Jessica M. Karmasek Jun. 7, 2012, 10:30am

Chief Justice Myron Steele

DOVER, Del. (Legal Newsline) - A group of plaintiffs' lawyers were expected to argue before the Delaware Supreme Court Thursday that their fee -- worth more than $300 million -- is justified.

Both sides in the case were to be given about a half an hour to argue before the state's high court, which will most likely issue a ruling in the next few months, Reuters reported Wednesday.

The $304 million fee was awarded to law firms Kessler Topaz Meltzer and Check of Radnor, Pa., and Prickett, Jones and Elliott of Wilmington, Del.

According to Reuters, the fee breaks down to about $35,000 per hour of work.

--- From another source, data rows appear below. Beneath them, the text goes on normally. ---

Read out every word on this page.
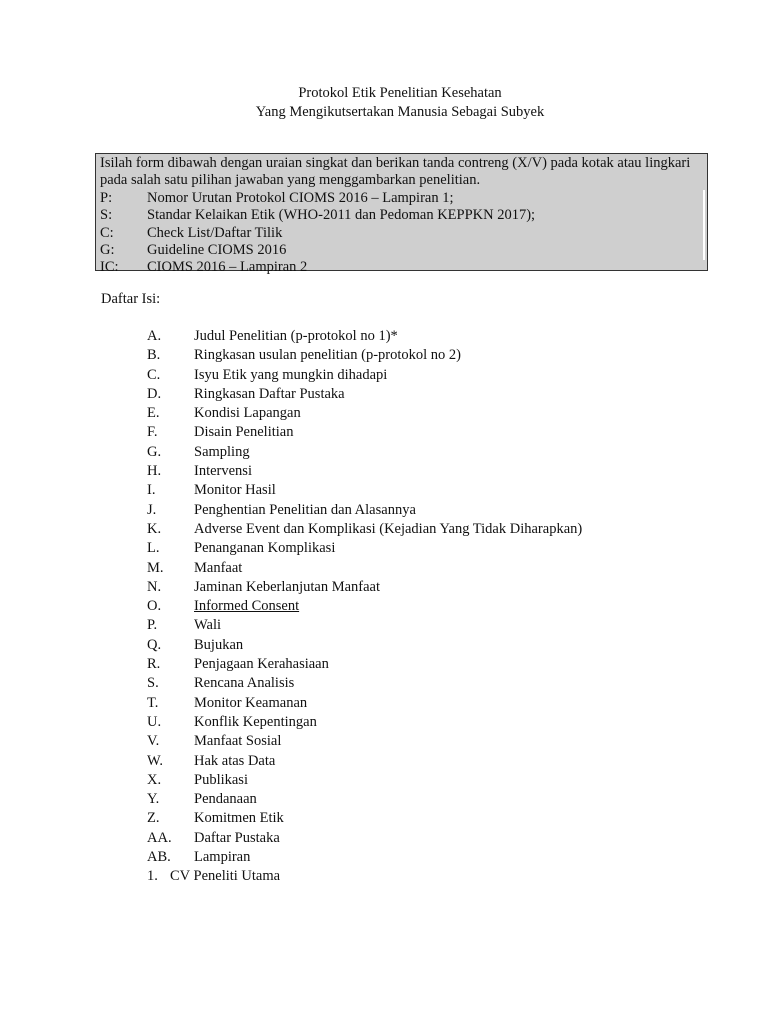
Protokol Etik Penelitian Kesehatan
Yang Mengikutsertakan Manusia Sebagai Subyek
Isilah form dibawah dengan uraian singkat dan berikan tanda contreng (X/V) pada kotak atau lingkari pada salah satu pilihan jawaban yang menggambarkan penelitian.
P:	Nomor Urutan Protokol CIOMS 2016 – Lampiran 1;
S:	Standar Kelaikan Etik (WHO-2011 dan Pedoman KEPPKN 2017);
C:	Check List/Daftar Tilik
G:	Guideline CIOMS 2016
IC:	CIOMS 2016 – Lampiran 2
Daftar Isi:
A.	Judul Penelitian (p-protokol no 1)*
B.	Ringkasan usulan penelitian (p-protokol no 2)
C.	Isyu Etik yang mungkin dihadapi
D.	Ringkasan Daftar Pustaka
E.	Kondisi Lapangan
F.	Disain Penelitian
G.	Sampling
H.	Intervensi
I.	Monitor Hasil
J.	Penghentian Penelitian dan Alasannya
K.	Adverse Event dan Komplikasi (Kejadian Yang Tidak Diharapkan)
L.	Penanganan Komplikasi
M.	Manfaat
N.	Jaminan Keberlanjutan Manfaat
O.	Informed Consent
P.	Wali
Q.	Bujukan
R.	Penjagaan Kerahasiaan
S.	Rencana Analisis
T.	Monitor Keamanan
U.	Konflik Kepentingan
V.	Manfaat Sosial
W.	Hak atas Data
X.	Publikasi
Y.	Pendanaan
Z.	Komitmen Etik
AA.	Daftar Pustaka
AB.	Lampiran
1. CV Peneliti Utama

The firms received the fee as the result of a $2.03 billion judgment awarded to shareholders of Southern Peru Copper Corporation, which became Southern Copper Corporation in October 2005.

The plaintiffs' attorneys fee was awarded as a percentage of the judgment, which was granted by Delaware Chancery Court Judge Leo Strine in October 2011.

The shareholders brought a derivative lawsuit against the Grupo Mexico subsidiary that owned the Mexican mining company Minera Mexico, the Grupo Mexico-affiliated directors of Southern Peru and the members of a "special committee" -- a group of supposedly disinterested directors tasked with evaluating the transaction with Grupo Mexico.

In February 2004, Grupo Mexico proposed that Southern Peru buy its 99.15 percent stake in Minera.

The shareholders, in their lawsuit, alleged that the merger was entirely unfair to Southern Peru and its minority stockholders.

"The crux of the plaintiff's argument is that Grupo Mexico received something demonstrably worth more than $3 billion (67.2 million shares of Southern Peru stock) in exchange for something that was not worth nearly that much," Strine explained in his Oct. 14, 2011 opinion.

The defendants, Strine found, breached "their fiduciary duty of loyalty."

"I remedy that unfairness by ordering the controller to return to the NYSE-listed company a number of shares necessary to remedy the harm. I apply a conservative metric because of the plaintiff's delay, which occasioned some evidentiary uncertainties and which subjected the controller to lengthy market risk," he wrote in his 106-page opinion.

"The resulting award is still large, but the record could justify a much larger award."

Two months after Strine awarded the judgment, he approved the law firms' fee.

The defendants, in response, appealed to the state Supreme Court, arguing that it is too high.